Amber pages
Las Malvinas (also known as the Falkland Islands), ceded to Britain, by Spain, today in 1771. "Ceded" is an interesting word. Was Gibraltar "ceded" in similar manner, or differently? Was Florida "ceded" to the Americans (and should that read: was the land of the Seminole ceded to the Spanish)?
George Gordon, later the 6th Baron Byron, born, today in 1788, still sane, entirely innocent, and a delight to get to know - my biography of him, "A Small Drop of Ink", written in a mixture of heroic couplets and ottava rima, is due for publication very soon. Byron is ubiquitous in this blog: see Feb 23 for my Keats piece from "Drop of Ink"; Aug 13 for Trelawny; April 19 for his death; May 3 for him swimming the Hellespont; Feb 1 and March 11 for Mary Shelley; Dec 20 for his maiden speech; June 5 for daughter Ada Lovelace...
Johan August Strindberg, father of Swedish theatre, born today in 1849 - what really interests me is the 10-year-long war between himself and that other great Scandinavian playwright, Henrik Ibsen, which is why I am leaving this paragraph in soft Amber: I will return to it, I promise.
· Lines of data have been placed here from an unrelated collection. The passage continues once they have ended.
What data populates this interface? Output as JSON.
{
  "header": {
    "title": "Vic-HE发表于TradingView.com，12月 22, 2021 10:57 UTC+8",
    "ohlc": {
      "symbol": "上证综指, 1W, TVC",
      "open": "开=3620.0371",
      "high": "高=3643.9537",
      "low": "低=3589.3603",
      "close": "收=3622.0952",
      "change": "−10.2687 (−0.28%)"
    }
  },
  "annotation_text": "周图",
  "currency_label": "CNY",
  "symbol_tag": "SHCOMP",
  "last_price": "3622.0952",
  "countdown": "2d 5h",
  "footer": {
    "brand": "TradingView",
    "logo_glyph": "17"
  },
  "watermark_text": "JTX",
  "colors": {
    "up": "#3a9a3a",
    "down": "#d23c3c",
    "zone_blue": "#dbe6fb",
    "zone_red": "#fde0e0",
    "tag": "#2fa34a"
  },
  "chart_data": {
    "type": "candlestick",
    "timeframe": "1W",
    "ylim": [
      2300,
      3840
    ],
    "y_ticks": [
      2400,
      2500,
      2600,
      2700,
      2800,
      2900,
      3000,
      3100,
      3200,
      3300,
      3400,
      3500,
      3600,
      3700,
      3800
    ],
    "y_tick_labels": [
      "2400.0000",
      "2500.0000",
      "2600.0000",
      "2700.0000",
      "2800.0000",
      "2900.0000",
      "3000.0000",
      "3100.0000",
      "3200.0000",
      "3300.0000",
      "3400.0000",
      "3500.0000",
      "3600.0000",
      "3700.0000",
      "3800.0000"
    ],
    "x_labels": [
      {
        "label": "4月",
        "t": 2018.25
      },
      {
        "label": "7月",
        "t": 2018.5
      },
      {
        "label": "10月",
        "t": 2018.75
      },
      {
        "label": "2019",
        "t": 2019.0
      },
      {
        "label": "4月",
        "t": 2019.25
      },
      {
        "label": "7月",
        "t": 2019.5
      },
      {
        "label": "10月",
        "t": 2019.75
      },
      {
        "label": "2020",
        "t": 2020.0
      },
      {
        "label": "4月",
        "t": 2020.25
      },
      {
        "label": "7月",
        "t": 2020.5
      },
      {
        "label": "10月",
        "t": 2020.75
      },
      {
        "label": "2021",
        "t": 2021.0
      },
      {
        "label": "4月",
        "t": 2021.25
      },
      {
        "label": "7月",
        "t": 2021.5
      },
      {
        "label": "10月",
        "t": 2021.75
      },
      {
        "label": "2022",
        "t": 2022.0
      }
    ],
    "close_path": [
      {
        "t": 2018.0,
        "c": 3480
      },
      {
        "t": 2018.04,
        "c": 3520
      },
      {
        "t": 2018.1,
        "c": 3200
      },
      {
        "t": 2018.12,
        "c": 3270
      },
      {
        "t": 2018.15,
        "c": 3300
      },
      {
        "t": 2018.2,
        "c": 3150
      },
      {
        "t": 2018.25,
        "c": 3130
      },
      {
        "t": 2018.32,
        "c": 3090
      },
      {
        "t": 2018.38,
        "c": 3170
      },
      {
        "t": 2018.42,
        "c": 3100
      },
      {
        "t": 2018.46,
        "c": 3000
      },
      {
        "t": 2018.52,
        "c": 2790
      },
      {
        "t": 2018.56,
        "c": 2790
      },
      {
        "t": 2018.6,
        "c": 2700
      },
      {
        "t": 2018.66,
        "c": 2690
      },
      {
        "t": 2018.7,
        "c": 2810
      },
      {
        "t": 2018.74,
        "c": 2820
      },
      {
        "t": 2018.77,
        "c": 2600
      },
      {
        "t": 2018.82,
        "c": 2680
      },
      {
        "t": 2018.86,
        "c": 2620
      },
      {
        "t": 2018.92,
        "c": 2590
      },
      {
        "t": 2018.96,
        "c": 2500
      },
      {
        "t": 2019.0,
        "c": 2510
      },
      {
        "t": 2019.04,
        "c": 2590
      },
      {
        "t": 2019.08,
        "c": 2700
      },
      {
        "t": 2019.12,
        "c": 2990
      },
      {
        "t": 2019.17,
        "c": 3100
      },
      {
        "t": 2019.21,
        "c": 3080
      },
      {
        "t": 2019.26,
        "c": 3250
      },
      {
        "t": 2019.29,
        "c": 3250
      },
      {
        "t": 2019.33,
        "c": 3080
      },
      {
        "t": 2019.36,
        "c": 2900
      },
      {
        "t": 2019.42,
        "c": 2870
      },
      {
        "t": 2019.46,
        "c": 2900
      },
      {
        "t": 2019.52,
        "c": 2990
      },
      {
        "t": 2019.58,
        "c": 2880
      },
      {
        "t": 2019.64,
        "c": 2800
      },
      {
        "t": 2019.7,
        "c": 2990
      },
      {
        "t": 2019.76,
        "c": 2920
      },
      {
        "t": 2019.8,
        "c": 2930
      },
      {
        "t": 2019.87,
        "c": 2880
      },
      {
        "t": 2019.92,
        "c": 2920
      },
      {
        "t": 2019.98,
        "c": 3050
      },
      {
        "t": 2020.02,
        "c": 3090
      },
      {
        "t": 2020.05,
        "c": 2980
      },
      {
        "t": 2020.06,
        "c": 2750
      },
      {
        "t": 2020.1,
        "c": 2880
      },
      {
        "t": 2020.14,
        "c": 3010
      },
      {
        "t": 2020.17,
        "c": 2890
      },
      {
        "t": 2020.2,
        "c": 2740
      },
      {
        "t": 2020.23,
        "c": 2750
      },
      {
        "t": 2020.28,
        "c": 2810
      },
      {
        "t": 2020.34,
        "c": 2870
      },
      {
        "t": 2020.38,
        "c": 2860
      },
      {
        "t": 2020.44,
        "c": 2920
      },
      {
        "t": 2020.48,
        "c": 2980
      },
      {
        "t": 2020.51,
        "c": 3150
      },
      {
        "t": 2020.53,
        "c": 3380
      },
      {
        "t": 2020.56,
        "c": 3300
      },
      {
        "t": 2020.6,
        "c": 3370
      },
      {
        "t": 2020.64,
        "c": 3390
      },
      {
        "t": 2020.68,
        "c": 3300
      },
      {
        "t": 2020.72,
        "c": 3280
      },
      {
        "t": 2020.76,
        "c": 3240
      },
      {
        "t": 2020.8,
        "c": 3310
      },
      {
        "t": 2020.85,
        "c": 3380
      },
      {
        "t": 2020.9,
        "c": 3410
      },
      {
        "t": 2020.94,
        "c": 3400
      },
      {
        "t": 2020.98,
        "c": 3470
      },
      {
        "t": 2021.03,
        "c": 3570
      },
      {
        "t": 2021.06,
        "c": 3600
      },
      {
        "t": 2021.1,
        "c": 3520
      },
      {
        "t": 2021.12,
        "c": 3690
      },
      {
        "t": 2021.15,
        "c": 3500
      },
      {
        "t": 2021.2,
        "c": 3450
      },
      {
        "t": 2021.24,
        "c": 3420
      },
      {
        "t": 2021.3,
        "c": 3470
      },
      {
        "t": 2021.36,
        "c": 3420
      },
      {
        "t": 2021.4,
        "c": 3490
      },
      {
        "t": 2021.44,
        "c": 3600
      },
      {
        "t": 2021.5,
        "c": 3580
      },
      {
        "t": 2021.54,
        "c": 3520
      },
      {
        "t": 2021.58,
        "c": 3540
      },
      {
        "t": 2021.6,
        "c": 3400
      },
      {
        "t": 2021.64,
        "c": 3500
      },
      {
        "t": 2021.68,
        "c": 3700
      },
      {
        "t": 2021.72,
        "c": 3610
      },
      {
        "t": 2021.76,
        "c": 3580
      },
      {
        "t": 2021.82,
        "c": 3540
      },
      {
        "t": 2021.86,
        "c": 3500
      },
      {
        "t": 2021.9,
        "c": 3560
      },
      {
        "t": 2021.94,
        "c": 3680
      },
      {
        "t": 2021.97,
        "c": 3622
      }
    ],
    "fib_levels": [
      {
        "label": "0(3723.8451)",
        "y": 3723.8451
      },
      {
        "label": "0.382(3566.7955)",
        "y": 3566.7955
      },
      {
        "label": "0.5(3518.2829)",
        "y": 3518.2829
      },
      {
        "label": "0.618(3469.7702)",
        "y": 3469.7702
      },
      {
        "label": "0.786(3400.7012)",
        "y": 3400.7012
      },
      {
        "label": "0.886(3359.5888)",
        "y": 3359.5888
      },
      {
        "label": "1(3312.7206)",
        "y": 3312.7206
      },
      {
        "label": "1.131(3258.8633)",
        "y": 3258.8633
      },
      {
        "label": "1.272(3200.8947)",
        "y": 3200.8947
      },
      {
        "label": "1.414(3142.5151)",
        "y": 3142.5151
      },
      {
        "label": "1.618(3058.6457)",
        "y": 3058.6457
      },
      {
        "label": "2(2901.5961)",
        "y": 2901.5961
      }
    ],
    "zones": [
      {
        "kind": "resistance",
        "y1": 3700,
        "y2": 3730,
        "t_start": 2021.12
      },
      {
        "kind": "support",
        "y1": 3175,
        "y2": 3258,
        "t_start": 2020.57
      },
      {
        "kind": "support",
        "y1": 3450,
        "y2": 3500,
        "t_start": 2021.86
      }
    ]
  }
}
John Vincent Hurt, actor and gay rights role-model, born today in 1940. I want to comment on him because twice in my twenties I watched a movie that he was starring in, and both gave me an understanding of the human world far deeper than any I had had before, both impacted on me life-changingly through all the decades since. The first was his portrayal of Quentin Crisp, the second of Joseph Carey Merrick ("the Elephant Man") - the gay world and the world of physical disability, rendered in a form of which Stanislavski would undoubtedly have approved.